Prime yields across all UK commercial property sectors remained stable in February, with the current levels expected to be supported this year by an imbalance in supply and demand for the most sought-after real estate assets. There is even the possibility yields could harden by the end of 2012 as a result, the Savills Market in Minutes bulletin - which looks back at the real estate investment activity last month - asserted.
While every sector of the UK's commercial property industry is holding steady, the firm noted there was significantly less investment during 2011, compared to the previous two years. The total amount ploughed into the real estate sector slipped by 7.1 per cent last year, whereas in 2010, a 45.5 per cent rise in investment volumes was recorded. Savills put this down to the eurozone crisis, which slowed the market considerably in the final six months of 2011, adding "unsurprisingly, this tempered investor confidence".
A further challenge for those seeking property investment opportunities is the lack of funding available. While the organisation highlighted 21 lenders who are prepared to finance large deals, it noted the institutions are "very selective". The report stated: "They are all looking to provide finance to selected borrowers with a track record secured against good quality properties with strong covenants." However, this has resulted in a greater number of mezzanine finance providers entering the market, with Savills adding there are 30 such organisations currently offering this type of funding.

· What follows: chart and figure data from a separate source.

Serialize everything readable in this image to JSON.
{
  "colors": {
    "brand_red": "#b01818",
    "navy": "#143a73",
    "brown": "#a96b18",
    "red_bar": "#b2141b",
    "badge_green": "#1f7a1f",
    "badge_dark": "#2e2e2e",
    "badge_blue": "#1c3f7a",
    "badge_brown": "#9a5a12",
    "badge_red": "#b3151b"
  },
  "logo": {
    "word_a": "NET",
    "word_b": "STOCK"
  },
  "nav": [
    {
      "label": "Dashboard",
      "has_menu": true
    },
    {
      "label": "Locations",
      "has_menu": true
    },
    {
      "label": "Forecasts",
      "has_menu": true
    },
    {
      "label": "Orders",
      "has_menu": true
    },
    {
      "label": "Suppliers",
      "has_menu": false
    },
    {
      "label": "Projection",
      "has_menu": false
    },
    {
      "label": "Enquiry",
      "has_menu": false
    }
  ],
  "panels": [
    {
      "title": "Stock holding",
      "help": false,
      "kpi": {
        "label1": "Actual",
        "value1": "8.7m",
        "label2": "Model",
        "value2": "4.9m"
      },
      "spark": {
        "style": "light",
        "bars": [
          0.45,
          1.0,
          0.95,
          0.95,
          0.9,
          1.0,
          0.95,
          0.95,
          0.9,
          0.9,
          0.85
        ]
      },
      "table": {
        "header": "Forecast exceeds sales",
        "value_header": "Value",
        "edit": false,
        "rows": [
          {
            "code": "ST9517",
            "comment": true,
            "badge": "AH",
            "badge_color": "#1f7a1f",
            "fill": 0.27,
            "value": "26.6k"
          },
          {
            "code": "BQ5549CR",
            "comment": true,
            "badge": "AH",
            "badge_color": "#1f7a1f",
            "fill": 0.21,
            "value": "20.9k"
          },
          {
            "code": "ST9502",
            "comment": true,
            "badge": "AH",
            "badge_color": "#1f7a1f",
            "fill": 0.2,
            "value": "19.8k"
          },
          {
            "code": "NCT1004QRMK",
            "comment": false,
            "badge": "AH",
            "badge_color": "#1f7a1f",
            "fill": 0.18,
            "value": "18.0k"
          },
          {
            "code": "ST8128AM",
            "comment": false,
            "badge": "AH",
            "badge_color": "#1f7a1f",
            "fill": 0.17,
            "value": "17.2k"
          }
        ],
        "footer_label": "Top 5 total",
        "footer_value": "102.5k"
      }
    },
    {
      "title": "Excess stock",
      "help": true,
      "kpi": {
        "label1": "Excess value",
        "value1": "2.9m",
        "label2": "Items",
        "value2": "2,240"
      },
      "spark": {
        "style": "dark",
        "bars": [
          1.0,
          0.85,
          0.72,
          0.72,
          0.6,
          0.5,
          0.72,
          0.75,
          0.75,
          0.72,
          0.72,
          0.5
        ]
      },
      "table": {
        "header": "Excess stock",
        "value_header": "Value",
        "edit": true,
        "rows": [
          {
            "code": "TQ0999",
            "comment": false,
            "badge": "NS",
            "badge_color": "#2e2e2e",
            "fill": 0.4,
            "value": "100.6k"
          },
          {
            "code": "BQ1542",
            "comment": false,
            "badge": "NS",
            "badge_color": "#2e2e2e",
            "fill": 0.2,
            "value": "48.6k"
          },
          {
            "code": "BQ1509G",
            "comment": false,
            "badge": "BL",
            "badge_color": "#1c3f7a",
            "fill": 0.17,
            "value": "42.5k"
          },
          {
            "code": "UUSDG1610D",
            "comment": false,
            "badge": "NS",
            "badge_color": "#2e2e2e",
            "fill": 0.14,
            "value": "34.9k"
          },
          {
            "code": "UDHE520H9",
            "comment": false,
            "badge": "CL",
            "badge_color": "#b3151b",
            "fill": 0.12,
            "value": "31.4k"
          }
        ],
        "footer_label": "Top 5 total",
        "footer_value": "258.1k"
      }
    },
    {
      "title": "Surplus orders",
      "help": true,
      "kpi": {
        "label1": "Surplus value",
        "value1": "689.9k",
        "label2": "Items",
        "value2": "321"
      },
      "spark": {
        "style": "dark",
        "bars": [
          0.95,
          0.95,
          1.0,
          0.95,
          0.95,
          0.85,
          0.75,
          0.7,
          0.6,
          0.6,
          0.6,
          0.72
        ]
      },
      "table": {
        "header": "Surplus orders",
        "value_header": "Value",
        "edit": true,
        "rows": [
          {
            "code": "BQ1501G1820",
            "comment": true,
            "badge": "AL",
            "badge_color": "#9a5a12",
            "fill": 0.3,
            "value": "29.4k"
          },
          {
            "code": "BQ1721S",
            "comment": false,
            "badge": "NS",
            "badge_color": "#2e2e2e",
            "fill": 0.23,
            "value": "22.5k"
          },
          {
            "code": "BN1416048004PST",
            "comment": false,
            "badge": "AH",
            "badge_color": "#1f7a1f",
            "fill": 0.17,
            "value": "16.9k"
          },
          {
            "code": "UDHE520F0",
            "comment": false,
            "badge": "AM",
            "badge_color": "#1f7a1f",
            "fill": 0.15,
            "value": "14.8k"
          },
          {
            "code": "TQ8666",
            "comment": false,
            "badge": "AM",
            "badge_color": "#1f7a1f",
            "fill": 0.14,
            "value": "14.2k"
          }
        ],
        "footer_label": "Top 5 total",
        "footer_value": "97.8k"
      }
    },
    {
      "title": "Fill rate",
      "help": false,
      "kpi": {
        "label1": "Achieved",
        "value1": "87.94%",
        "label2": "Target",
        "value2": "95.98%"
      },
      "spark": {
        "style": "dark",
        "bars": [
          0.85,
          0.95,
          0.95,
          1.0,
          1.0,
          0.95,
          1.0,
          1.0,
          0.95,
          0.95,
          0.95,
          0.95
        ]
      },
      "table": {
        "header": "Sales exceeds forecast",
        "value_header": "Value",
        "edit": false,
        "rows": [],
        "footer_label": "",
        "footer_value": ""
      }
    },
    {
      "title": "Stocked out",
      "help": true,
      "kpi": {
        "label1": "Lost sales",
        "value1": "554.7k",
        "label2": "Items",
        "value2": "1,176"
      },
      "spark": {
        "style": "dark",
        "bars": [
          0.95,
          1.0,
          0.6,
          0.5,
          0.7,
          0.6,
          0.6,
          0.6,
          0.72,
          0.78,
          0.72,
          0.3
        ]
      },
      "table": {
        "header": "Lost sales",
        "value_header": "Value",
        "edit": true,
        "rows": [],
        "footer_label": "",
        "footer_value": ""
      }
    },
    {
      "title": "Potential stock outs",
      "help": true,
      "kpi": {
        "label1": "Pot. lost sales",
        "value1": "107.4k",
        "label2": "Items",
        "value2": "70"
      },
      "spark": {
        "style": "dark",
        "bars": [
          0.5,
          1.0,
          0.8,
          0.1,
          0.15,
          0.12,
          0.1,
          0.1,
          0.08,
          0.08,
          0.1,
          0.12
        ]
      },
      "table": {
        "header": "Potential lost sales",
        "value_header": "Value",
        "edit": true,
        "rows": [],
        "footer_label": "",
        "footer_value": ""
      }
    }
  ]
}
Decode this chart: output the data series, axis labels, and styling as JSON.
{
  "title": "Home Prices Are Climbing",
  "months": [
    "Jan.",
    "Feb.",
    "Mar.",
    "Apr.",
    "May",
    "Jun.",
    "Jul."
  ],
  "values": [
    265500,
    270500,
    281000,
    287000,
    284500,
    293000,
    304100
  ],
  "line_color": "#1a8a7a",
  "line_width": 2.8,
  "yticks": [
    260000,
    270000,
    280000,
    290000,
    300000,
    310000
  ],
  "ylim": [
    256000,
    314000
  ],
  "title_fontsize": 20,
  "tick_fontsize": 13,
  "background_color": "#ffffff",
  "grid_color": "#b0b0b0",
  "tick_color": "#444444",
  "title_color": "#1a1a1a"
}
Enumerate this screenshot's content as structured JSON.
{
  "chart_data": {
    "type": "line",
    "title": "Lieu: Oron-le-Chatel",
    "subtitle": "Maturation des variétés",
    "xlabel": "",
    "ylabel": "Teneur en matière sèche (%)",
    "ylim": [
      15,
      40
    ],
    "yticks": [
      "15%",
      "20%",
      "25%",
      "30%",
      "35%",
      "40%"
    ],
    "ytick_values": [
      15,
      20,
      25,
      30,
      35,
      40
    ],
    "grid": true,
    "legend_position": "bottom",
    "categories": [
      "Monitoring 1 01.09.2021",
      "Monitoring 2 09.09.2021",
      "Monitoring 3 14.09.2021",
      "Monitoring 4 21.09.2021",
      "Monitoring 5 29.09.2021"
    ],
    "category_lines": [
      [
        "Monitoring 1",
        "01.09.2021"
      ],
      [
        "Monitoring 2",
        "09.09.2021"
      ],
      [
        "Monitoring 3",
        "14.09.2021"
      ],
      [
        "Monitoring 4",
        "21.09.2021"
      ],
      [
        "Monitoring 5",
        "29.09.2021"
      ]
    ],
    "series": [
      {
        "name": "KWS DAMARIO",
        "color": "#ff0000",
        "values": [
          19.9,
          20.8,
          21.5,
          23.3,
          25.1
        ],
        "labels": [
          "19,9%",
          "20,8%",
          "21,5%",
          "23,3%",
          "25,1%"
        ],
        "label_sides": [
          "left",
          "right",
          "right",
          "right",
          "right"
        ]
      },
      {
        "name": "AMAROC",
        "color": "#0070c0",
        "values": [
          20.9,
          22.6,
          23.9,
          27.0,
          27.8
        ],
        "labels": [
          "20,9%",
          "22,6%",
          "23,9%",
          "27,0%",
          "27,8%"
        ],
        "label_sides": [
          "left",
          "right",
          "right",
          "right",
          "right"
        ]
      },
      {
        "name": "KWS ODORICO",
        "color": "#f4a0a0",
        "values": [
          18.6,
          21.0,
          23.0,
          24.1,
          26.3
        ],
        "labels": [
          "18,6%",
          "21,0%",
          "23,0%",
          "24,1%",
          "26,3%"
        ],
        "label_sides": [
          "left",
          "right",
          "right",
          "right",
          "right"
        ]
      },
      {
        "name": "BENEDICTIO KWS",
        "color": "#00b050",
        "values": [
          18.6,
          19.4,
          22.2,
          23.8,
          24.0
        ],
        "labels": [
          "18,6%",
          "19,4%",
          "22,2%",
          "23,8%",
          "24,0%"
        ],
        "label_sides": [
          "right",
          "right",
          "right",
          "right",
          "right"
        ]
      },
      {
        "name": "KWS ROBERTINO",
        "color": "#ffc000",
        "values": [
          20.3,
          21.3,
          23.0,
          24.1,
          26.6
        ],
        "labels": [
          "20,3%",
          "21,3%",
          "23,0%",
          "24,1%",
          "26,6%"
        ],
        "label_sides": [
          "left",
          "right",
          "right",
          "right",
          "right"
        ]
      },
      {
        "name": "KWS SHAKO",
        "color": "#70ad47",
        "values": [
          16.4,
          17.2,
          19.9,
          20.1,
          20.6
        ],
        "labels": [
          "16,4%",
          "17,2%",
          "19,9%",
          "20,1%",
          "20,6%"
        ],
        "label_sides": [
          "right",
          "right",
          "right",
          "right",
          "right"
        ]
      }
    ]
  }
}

Earlier this month, CB Richard Ellis (CBRE) published research which revealed almost one-third of the investors surveyed cited the lack of debt financing as their "greatest concern" for the recovery of European property markets in 2012. According to the survey, 43 per cent of those questioned also stated debt availability was having a negative impact on their real estate investment activities this year. Peter Damesick, Europe, Middle East and Africa chief economist at CBRE, said investors targeting assets outside prime or core markets have been hit particularly hard by the shortage of loans, while difficulties in raising funds will also have an effect on those who "favour opportunistic, value-add or distressed assets" and is likely to suppress their purchasing activity in 2012.